High-affinity agonist binding to
formyl peptide receptors in membranes of myeloid differentiated human
leukemia (HL 60) cells is known to be regulated by
guanine nucleotides, most potently by the
GTP analog, guanosine-5'-O-(3-thiotriphosphate) (
GTP[S]). Here we analyzed whether
nucleoside diphosphokinase present in these membranes and capable of forming
GTP[S] from
GDP and adenosine-5'-O-(3-thiotriphosphate) (
ATP[S]) can contribute to
nucleotide regulation of agonist receptor binding. Using
GDP and
ATP[S] at concentrations causing by themselves only small reductions in receptor binding of the labelled formyl
peptide,
N-formyl-methionyl-leucyl-phenylalanine ([3H]FMLP), a marked potentiation (up to 30-fold) was observed when both
nucleotides were combined. Under conditions in which the combination of
GDP and
ATP[S] induced 70-90% of maximal inhibition of [3H]FMLP binding, a total concentration of about 7 nM
GTP[S] formed was measured.
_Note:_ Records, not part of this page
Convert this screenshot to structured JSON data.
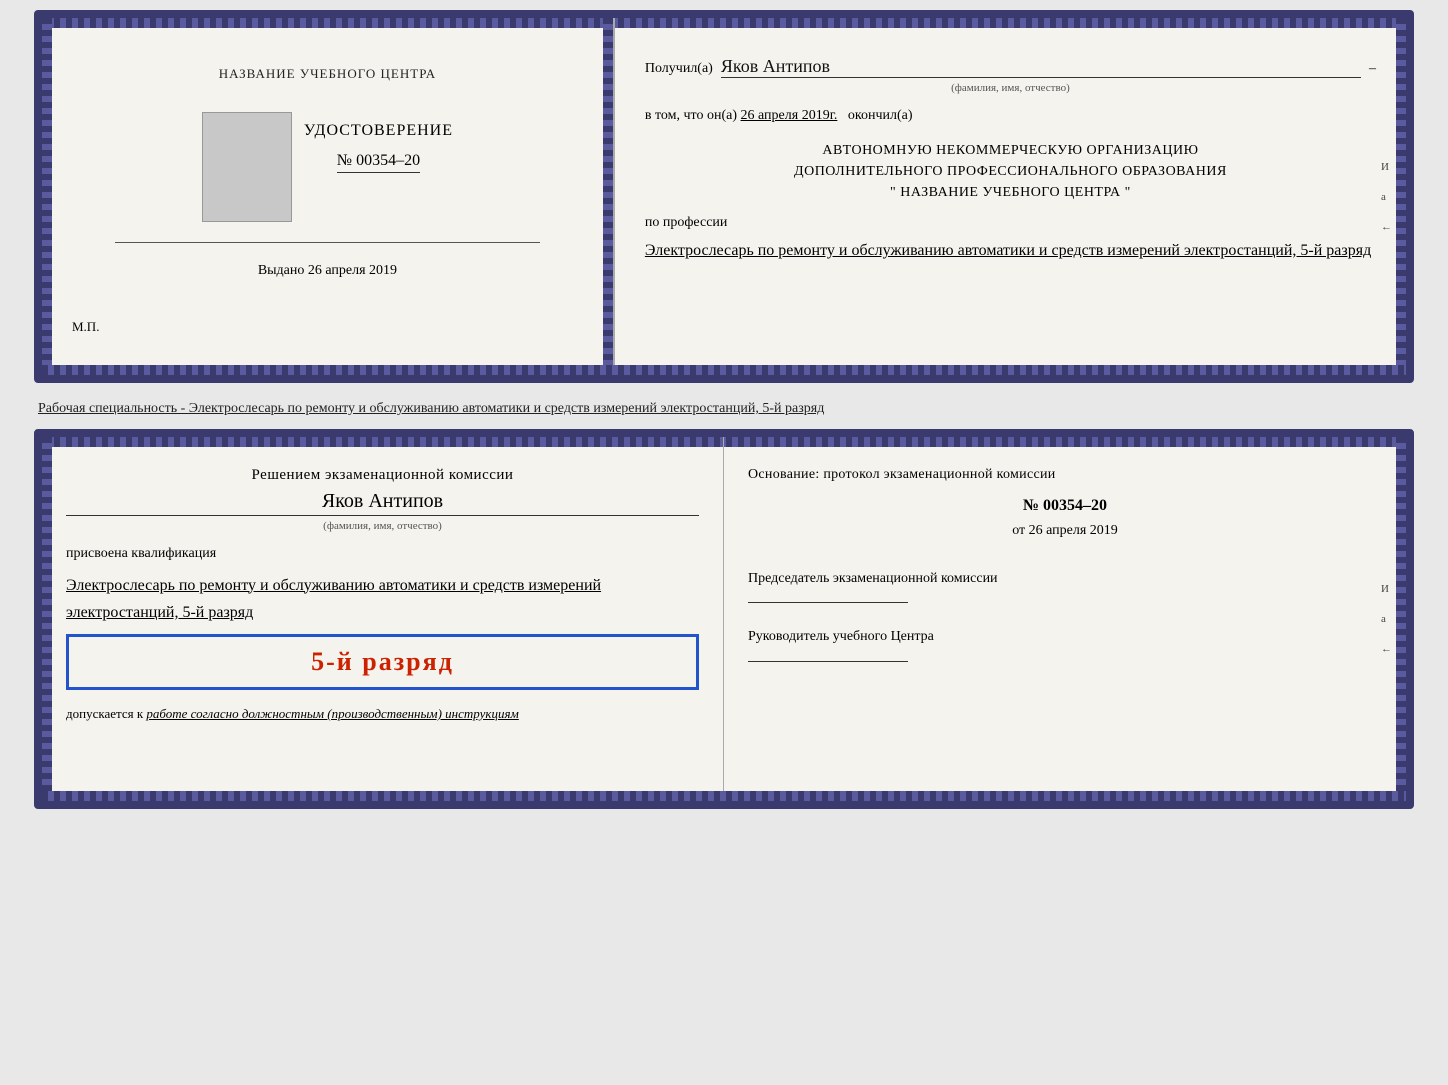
{
  "top_cert": {
    "left": {
      "org_name": "НАЗВАНИЕ УЧЕБНОГО ЦЕНТРА",
      "cert_title": "УДОСТОВЕРЕНИЕ",
      "cert_number": "№ 00354–20",
      "issued_label": "Выдано",
      "issued_date": "26 апреля 2019",
      "mp_label": "М.П."
    },
    "right": {
      "recipient_label": "Получил(а)",
      "recipient_name": "Яков Антипов",
      "fio_caption": "(фамилия, имя, отчество)",
      "completed_prefix": "в том, что он(а)",
      "completed_date": "26 апреля 2019г.",
      "completed_suffix": "окончил(а)",
      "org_line1": "АВТОНОМНУЮ НЕКОММЕРЧЕСКУЮ ОРГАНИЗАЦИЮ",
      "org_line2": "ДОПОЛНИТЕЛЬНОГО ПРОФЕССИОНАЛЬНОГО ОБРАЗОВАНИЯ",
      "org_line3": "\" НАЗВАНИЕ УЧЕБНОГО ЦЕНТРА \"",
      "profession_label": "по профессии",
      "profession_text": "Электрослесарь по ремонту и обслуживанию автоматики и средств измерений электростанций, 5-й разряд"
    }
  },
  "description": {
    "text": "Рабочая специальность - Электрослесарь по ремонту и обслуживанию автоматики и средств измерений электростанций, 5-й разряд"
  },
  "bottom_cert": {
    "left": {
      "decision_text": "Решением экзаменационной комиссии",
      "name": "Яков Антипов",
      "fio_caption": "(фамилия, имя, отчество)",
      "qualification_label": "присвоена квалификация",
      "qualification_text": "Электрослесарь по ремонту и обслуживанию автоматики и средств измерений электростанций, 5-й разряд",
      "rank_badge": "5-й разряд",
      "допускается_label": "допускается к",
      "допускается_text": "работе согласно должностным (производственным) инструкциям"
    },
    "right": {
      "basis_text": "Основание: протокол экзаменационной комиссии",
      "protocol_number": "№ 00354–20",
      "date_prefix": "от",
      "date_value": "26 апреля 2019",
      "chairman_label": "Председатель экзаменационной комиссии",
      "head_label": "Руководитель учебного Центра",
      "side_marks": [
        "И",
        "а",
        "←"
      ]
    }
  }
}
The synergistic effect of
GDP and
ATP[S] on [3H]FMLP binding was not seen in the presence of
UDP (1 mM), which blocked formation of
GTP[S] from
GDP and
ATP[S]. Furthermore, no potentiation was observed when instead of
GDP and
ATP[S], guanosine-5'-O-(2-thiodiphosphate) and adenylyl-5'-imidodiphosphate, respectively, were used. Finally, regulation of [3H]FMLP binding by
ATP[S] plus
GDP (or
GTP) was a time-dependent process, reaching maximal inhibition after 20-30 min of incubation at 25 degrees C. The data indicate that
nucleoside diphosphokinase present in membranes of HL 60 cells can transfer the
thiophosphate group of
ATP[S] to
GDP leading to formation of
GTP[S] and that the
GTP[S] thus formed efficiently binds to
G proteins interacting with
formyl peptide receptors and thereby regulates their agonist binding affinity.